CUI 68679220400020230012201 Tutela 2da Instancia no. 135504 HELBER JULIÁN MESA SIERRA GERARDO BARBOSA CASTILLO Magistrado Ponente STP3615-2024 Tutela de 2.a instancia 135504 Acta No. 034 Bogotá, D. C., veintisiete (27) de febrero de dos mil veinticuatro (2024) ASUNTO La Sala resuelve la impugnación presentada por HELBER JULIÁN MESA SIERRA en contra de la sentencia del 19 de diciembre de 2023 por medio de la cual la Sala de Decisión Penal del Tribunal Superior del Distrito Judicial de San Gil declaró improcedente la acción de tutela que presentó en contra del Juzgado Promiscuo Municipal de Mogotes y del Juzgado Primero Penal del Circuito de San Gil.
FUNDAMENTOS DE LA ACCIÓN HELBER JULIÁN MESA SIERRA presentó una acción de tutela en contra de la Alcaldía y la Secretaría de Gobierno del municipio de Mogotes, Santander, con el propósito de que se responda la petición que presentó para que se levante una medida cautelar decretada dentro de un proceso policivo.
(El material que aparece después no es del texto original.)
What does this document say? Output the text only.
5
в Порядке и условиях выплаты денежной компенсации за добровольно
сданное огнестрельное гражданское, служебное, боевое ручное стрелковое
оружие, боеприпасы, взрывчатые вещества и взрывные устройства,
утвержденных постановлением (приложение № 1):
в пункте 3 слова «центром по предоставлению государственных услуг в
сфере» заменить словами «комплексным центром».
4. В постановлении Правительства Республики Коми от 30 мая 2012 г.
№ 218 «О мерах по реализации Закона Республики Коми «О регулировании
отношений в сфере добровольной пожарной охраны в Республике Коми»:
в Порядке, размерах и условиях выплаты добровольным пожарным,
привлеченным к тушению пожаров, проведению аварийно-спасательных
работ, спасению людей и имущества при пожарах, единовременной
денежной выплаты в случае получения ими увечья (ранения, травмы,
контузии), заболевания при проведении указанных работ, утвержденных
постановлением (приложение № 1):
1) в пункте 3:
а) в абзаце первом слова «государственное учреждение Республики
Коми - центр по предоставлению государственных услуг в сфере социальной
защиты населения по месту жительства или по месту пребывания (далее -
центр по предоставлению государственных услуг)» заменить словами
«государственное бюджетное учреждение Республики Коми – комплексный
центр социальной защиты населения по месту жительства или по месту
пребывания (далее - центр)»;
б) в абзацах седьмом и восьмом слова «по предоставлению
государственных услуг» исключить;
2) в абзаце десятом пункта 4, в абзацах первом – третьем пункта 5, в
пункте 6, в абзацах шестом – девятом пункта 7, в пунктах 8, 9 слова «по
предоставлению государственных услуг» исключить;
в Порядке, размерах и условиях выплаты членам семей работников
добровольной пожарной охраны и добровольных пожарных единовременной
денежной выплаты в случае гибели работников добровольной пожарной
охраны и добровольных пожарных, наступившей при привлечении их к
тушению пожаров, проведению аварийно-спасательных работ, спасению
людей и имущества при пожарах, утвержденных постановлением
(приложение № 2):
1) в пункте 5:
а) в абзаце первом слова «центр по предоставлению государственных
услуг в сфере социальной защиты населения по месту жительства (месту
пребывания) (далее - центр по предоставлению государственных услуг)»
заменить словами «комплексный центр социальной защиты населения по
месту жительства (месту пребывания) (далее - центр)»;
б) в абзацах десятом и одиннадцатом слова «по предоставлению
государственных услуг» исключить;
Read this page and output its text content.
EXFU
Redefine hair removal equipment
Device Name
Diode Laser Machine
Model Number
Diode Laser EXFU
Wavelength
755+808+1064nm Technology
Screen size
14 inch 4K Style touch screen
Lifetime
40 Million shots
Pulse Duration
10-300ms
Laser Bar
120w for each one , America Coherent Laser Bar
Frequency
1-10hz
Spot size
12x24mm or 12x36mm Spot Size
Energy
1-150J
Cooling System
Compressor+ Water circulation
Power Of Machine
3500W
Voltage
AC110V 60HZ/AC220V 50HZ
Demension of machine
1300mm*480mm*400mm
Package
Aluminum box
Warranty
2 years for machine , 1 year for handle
El Juzgado Promiscuo Municipal de Mogotes, por medio de sentencia del 27 de octubre de 2022, declaró la carencia actual de objeto por hecho superado, pues evidenció que la Inspección de Policía de ese municipio contestó la solicitud presentada.
El 5 de diciembre de 2022, luego de que el accionante impugnó lo decidido, el Juzgado Primero Penal del Circuito de San Gil confirmó lo resuelto en primera instancia. Inconforme con estas providencias, HELBER JULIÁN MESA SIERRA presentó una nueva acción de tutela en contra del Juzgado Promiscuo Municipal de Mogotes y del Juzgado Primero Penal del Circuito de San Gil.
En esta ocasión, el actor solicitó el amparo de sus derechos fundamentales a la tutela judicial efectiva, al debido proceso y a la dignidad humana. Para el accionante, en el primer trámite de tutela se configuró la cosa juzgada fraudulenta, pues se desconoció que en el proceso policivo no se notificó a la propietaria del inmueble objeto de la controversia.
Por consiguiente, pidió que se estudien las irregularidades presentadas tanto en el proceso de policía como en la primera acción de tutela que presentó. TRÁMITE DE LA ACCIÓN DE TUTELA Por medio de auto del 6 de diciembre de 2023, la Sala de Decisión Penal del Tribunal Superior del Distrito Judicial de San Gil avocó conocimiento de la acción de tutela y ordenó correr traslado de esta a las autoridades accionadas y demás vinculados.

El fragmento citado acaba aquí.